不凍糖タンパクは南極や北極近海の水温が零下になる極洋の魚が保有しているタンパク質である。魚は通常-0.7℃程で凍結してしまうが、不凍蛋白をもつ魚は-2℃以下まで海水温が下がっても凍結しない、このことによって、極洋でも生存が可能になっているのである。
【目的】細胞の凍結保存で最大の問題は細胞内外の水分が氷晶化することによって細胞破壊がおきることである。不凍糖タンパクには氷結晶成長抑制作用があり、この性質を膵島の凍結保存に応用することを試みた。
【方法】8週齢雄性Wistarラットより膵管内コラゲナーゼ消化法、Ficoll-Conray比重遠心法にて膵島を単離。RPMI1640 10%FCS 37℃5%CO2にて24時間前培養後、2M DMSO RPMI1640 10%FCSに不凍糖タンパクを0〜1000μg/mlの各濃度にて添加、プログラムフリーザーを用い-0.3℃/minにて植氷を-5.5℃にて行い、-40℃まで緩徐凍結、その後、液体窒素中(気相)に1週間保存した。凍結膵島は37℃ウォーターバスにて急速解凍し、0.75MスクロースRPMI1640にてDMSOを除去した後、RPMI1640 10%FCS 37℃5%CO2にて24時間培養後、評価をおこなった。さらに、凍結過程を低温顕微鏡を用い観察した。

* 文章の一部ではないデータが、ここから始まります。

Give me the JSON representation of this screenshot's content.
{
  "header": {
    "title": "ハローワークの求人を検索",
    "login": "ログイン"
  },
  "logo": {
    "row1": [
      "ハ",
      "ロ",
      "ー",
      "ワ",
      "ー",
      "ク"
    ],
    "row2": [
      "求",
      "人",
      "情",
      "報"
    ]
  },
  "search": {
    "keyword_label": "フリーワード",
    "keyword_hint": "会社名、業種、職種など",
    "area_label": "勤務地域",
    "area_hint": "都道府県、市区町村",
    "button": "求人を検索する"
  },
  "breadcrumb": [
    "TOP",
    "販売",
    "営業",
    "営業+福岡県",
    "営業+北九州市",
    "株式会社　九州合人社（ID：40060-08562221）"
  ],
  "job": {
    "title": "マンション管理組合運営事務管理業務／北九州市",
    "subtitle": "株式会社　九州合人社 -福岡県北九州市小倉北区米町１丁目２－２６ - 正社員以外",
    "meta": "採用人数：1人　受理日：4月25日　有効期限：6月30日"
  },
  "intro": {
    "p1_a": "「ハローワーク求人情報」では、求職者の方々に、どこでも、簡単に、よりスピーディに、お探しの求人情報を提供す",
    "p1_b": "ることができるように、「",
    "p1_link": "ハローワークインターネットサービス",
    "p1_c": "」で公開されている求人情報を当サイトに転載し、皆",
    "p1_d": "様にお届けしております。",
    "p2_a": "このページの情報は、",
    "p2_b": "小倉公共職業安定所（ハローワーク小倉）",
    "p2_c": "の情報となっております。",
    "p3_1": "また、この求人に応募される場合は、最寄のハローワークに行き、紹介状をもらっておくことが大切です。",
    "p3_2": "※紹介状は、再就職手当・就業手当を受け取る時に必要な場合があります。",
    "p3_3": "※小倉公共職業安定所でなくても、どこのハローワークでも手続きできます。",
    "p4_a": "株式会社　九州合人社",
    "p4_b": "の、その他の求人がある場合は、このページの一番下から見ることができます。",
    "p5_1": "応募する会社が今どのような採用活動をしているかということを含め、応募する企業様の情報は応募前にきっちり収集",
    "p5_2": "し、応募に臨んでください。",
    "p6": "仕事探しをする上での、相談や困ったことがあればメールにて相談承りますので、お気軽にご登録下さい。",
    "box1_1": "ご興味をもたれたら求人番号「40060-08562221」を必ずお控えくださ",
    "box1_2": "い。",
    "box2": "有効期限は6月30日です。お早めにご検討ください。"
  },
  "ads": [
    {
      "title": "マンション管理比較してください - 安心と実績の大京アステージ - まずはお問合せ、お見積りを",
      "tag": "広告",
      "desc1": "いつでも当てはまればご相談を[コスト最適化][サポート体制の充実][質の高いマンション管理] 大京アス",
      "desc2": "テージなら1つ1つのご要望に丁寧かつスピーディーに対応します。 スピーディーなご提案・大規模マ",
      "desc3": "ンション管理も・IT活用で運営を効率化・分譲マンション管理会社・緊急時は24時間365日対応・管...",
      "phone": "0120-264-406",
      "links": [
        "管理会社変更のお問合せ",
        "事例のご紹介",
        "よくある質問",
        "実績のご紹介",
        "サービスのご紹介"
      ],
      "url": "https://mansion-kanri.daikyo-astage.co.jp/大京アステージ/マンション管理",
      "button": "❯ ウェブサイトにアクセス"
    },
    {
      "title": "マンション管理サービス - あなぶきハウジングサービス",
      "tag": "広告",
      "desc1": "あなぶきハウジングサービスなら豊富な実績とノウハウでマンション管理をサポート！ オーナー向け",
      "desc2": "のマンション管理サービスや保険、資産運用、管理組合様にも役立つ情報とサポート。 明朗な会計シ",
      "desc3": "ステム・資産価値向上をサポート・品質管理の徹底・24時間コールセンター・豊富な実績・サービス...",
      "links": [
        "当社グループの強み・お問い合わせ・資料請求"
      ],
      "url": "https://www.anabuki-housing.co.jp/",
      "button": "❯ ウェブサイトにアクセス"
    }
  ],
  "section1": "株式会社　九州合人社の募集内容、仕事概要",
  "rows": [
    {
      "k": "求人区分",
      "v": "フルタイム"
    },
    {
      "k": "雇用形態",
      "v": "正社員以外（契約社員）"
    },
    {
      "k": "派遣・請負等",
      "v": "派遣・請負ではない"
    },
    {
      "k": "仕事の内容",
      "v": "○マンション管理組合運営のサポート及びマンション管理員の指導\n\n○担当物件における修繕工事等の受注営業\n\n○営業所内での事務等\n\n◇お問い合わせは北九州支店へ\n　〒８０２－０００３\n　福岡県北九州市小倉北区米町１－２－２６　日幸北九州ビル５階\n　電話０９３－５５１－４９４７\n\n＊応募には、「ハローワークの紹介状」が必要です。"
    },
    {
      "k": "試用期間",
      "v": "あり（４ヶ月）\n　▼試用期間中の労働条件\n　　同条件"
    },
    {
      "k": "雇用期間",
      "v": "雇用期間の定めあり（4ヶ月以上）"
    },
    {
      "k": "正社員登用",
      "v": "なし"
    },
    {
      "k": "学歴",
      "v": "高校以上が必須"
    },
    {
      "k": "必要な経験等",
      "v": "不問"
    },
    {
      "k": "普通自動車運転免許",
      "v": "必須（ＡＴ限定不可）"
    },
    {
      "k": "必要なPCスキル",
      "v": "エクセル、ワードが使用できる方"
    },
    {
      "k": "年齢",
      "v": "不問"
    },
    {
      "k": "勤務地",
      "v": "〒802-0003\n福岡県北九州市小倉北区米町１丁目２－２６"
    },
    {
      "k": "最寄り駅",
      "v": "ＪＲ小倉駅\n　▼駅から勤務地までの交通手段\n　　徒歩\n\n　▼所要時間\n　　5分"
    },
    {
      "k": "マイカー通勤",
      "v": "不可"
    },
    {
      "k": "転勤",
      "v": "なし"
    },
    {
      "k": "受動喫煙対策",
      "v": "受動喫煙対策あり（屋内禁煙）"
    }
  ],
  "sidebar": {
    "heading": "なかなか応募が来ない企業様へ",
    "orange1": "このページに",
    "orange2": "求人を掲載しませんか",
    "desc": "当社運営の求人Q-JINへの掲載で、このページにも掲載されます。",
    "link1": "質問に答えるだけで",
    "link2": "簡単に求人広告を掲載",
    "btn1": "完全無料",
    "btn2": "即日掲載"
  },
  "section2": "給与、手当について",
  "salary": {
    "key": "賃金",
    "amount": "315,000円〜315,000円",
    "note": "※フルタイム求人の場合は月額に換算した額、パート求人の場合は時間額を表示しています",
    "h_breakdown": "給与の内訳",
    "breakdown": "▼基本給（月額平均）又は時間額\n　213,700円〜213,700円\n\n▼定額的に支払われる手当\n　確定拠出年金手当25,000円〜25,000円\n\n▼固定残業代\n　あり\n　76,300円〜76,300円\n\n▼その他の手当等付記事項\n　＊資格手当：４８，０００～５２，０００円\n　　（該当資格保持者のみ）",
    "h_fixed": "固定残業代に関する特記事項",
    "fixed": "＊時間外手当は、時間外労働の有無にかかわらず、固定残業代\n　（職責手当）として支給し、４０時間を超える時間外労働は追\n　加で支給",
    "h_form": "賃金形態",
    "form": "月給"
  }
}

【結果】凍結前後の膵島回復率(凍結後膵島数/凍結前膵島数)は、不凍糖タンパク500μg/mlにて85.0+/-2.6%(mean+/-SEM)ともっとも良好で、非添加群では63.3+/-5.8%であった(p<0.05)。グルコース応答性インスリン分泌能(Static Stimulation Index)は不凍糖タンパク500μg/mlにて3.86+/-0.43%ともっとも良好で、非添加群では2.98+/-0.22%であった(p<0.05)。低温顕微鏡による凍結過程の観察によって合成不凍糖タンパク500μg/mlのときにもっとも膵島に対し保護的な氷晶形成抑制を認めた。逆に高濃度(1000μg/ml以上)の場合、針状結晶を形成し凍結時膵島を破壊した。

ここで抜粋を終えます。